L’article 37, § 3 indique que la charge de la preuve en matière de fraude, d’intention ou de négligence grave incombe au prestataire de services de paiement. Pour l’appréciation de la négligence, le juge tient compte de l’ensemble des circonstances de fait.

 

Il mentionne cependant que l’utilisation de l’instrument de paiement avec le code connu du seul utilisateur de services de paiement ne constitue pas une présomption suffisante de la négligence de celui-ci.

 

Il résulte de cette dernière disposition que la seule utilisation de la carte bancaire de la requérante avec le bon code n’emporte pas la preuve d’une négligence grave dans le chef de celle-ci.  Rien n’établit que la requérante aurait noté son code sur sa carte ou sur un document conservé dans son portefeuille, ce qu’elle conteste formellement.
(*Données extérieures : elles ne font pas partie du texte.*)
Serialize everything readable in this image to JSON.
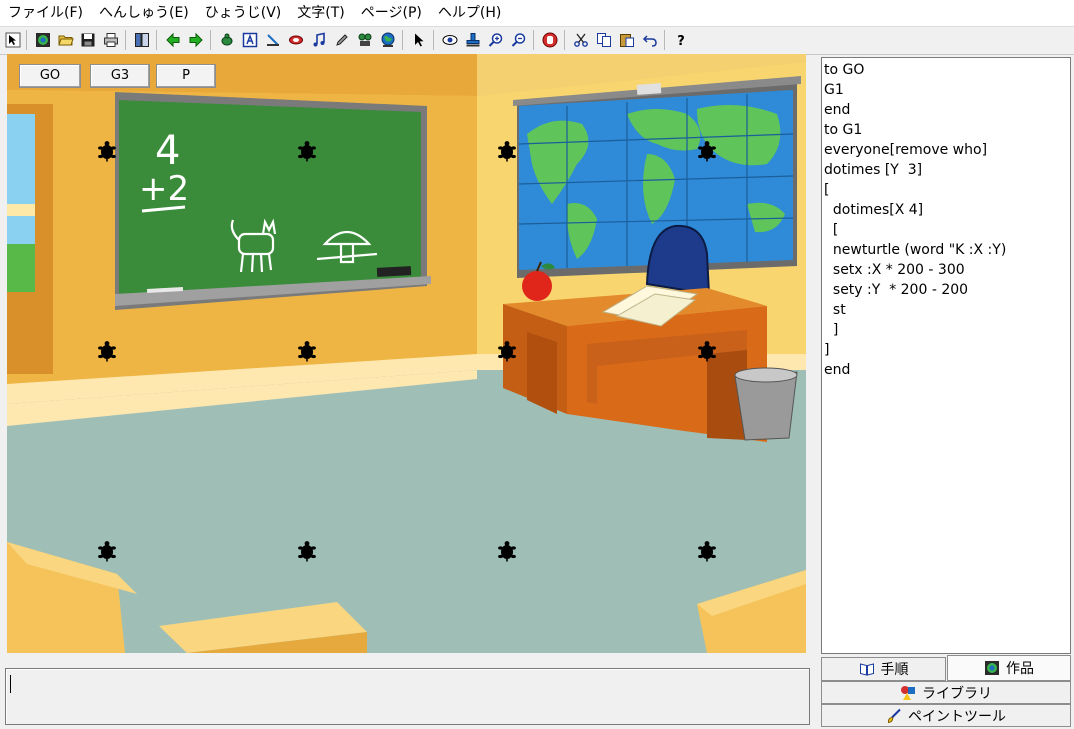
{
  "menu": [
    "ファイル(F)",
    "へんしゅう(E)",
    "ひょうじ(V)",
    "文字(T)",
    "ページ(P)",
    "ヘルプ(H)"
  ],
  "toolbar": {
    "icons": [
      "select-arrow-icon",
      "new-page-icon",
      "open-folder-icon",
      "save-disk-icon",
      "print-icon",
      "page-list-icon",
      "back-arrow-icon",
      "forward-arrow-icon",
      "new-turtle-icon",
      "text-box-icon",
      "slider-icon",
      "light-icon",
      "music-note-icon",
      "pencil-icon",
      "animation-icon",
      "globe-icon",
      "pointer-icon",
      "eye-icon",
      "stamp-icon",
      "zoom-in-icon",
      "zoom-out-icon",
      "stop-hand-icon",
      "cut-icon",
      "copy-icon",
      "paste-icon",
      "undo-icon",
      "help-icon"
    ]
  },
  "stage": {
    "buttons": [
      {
        "label": "GO"
      },
      {
        "label": "G3"
      },
      {
        "label": "P"
      }
    ],
    "chalkboard": {
      "line1": "4",
      "line2": "+2"
    },
    "turtle_count": 12
  },
  "editor": {
    "lines": [
      "to GO",
      "G1",
      "end",
      "to G1",
      "everyone[remove who]",
      "dotimes [Y  3]",
      "[",
      "  dotimes[X 4]",
      "  [",
      "  newturtle (word \"K :X :Y)",
      "  setx :X * 200 - 300",
      "  sety :Y  * 200 - 200",
      "  st",
      "  ]",
      "]",
      "end"
    ]
  },
  "tabs": {
    "procedures": "手順",
    "project": "作品",
    "library": "ライブラリ",
    "paint_tools": "ペイントツール"
  },
  "colors": {
    "wall": "#f2bf4c",
    "chalkboard": "#3a8c3a",
    "floor": "#9fbfb6",
    "desk": "#d86a18"
  }
}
Le fait que ce n’est qu’au deuxième essai qu’un retrait a pu être opéré contredit d’ailleurs l’hypothèse du code noté sous une forme quelconque dans son portefeuille.

 

Si comme la banque le relève les circonstances de la disparition de la carte bancaire de la requérante ne sont pas claires, il demeure que le législateur a décidé de faire reposer la charge de la preuve de la fraude, de l’intention ou de la négligence grave sur le prestataire de services de paiement.

 

Le Collège est d’avis, en l’espèce, que si le modus operandi est certes inhabituel (les fraudeurs s’empressant en général d’utiliser le plus rapidement possible la carte dérobée), il n’emporte toutefois pas la preuve d’une négligence grave dans le chef de la requérante.  Les éléments mis en exergue par la banque, pris isolément ou ensemble, sont insuffisants à rapporter la preuve qui lui incombe.

 

III. CONCLUSION

 

Le Collège considère dès lors que la demande d’indemnisation de la requérante est recevable et fondée. Il invite la banque à rembourser à la requérante la somme de 1.050,00 € calculée comme suit :

 

-      - retraits frauduleux :           1.200,00 €

-      - franchise :                          150,00 €

-      - montant à rembourser :     1.050,00 €

 

La banque n’a pas suivi l’avis du Collège.